Fans of How to Train Your Dragon will love this whimsical tale, the first in a series, by a Newbery Honor winner, featuring charming illustrations and pet “training tips” in each chapter.
Crusty dragon Miss Drake has a new pet human, precocious Winnie. Oddly enough, Winnie seems to think Miss Drake is her pet—a ridiculous notion!
Unknown to most of its inhabitants, the City by the Bay is home to many mysterious and fantastic creatures, hidden beneath the parks, among the clouds, and even in plain sight. And Winnie wants to draw every new creature she encounters: the good, the bad, and the ugly. But Winnie’s sketchbook is not what it seems. Somehow, her sketchlings have been set loose on the city streets!
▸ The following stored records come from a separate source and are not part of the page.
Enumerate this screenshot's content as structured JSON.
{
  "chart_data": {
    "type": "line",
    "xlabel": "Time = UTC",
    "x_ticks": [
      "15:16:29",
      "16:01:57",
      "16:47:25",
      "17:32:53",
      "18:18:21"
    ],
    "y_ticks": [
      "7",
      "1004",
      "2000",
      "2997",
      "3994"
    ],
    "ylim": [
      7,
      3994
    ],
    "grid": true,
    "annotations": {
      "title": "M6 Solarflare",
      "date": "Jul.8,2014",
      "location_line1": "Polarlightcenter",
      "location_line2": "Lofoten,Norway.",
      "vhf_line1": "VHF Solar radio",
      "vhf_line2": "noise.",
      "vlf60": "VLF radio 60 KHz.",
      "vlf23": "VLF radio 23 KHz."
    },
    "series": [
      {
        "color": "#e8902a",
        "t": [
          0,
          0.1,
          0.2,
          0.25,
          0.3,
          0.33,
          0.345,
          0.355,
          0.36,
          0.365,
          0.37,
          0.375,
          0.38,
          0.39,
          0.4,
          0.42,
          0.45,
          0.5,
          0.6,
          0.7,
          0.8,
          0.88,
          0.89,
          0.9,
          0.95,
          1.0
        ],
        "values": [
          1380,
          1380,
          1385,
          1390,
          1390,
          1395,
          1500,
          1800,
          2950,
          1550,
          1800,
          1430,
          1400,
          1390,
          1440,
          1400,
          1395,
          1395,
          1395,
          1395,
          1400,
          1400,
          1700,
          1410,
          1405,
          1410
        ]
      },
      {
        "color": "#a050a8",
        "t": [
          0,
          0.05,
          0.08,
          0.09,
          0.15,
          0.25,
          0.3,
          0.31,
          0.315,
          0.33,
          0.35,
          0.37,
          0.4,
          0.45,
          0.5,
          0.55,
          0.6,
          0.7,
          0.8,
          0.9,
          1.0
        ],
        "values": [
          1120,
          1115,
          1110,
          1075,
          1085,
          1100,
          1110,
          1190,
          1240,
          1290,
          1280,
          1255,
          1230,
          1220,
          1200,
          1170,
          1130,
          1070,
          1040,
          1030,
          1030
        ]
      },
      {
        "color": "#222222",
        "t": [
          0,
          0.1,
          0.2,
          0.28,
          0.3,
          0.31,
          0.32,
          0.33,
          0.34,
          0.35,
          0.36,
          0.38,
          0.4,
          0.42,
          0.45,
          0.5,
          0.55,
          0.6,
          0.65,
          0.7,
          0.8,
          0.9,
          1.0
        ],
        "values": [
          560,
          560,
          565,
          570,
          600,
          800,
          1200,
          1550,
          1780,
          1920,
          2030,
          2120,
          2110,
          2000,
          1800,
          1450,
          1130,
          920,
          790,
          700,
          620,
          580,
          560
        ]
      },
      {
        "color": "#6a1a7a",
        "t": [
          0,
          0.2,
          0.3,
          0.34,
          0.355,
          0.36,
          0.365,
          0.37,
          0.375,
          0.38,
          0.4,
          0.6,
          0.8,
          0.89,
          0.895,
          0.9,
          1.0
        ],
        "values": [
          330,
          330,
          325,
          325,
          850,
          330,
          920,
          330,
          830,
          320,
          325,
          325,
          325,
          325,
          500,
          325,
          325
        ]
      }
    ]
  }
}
It will take Winnie and Miss Drake’s combined efforts to put an end to the mayhem . . . before it’s too late.
This refreshing debut collaboration by Laurence Yep, a two-time Newbery Honor winner and a Laura Ingalls Wilder Award winner, and Joanne Ryder features illustrations by Mary GrandPré.
Description taken from Goodreads.
The problem with and the joy of picking up books off of shelves after a cursory glance at the blurb is that you don’t always really know what you’re getting. After many a run to the library, I’ve encountered lots, and I mean lots, of books that weren’t for me. And I have encountered many truly amazing reads.
This is one of the latter.
A DRAGON’S GUIDE is a great read from the start. It is simplistically written, but the prose is beautiful and the world-building is unique and engrossing. It’s been a long time since I found a middle-grade fantasy that I’ve enjoyed so much. In a world primarily dominated by new titles, old authors continue to prove their expertise. All of Laurence Yep’s books (that I have read) are carefully thought out and well-constructed, and A DRAGON’S GUIDE is no exception.
While I did think that Maggie Stiefvater and Jackson Pearce’s Pip Bartlett’s Guide to Magical Creatures was fun and entertaining, A DRAGON’S GUIDE provides a kind of unmistakable charm that won me over from the first page. The characters are complex and interesting, and while this story is light-hearted, there are also some deep moments.
Middle-grade lit these days has often become this never-ending game of “let’s see who can be the most whimsical”. This method is tiring, and for many readers, it’s simply not enough. Traditional fantasy stories like these, with almost no fluff, stand apart from the rest, and I’m glad that stories like these continue to capture the attention of new audiences.
All in all, it wasn’t a five star. At least, not right at this moment. However, I did love this book and I will be rereading it. 4.8 stars.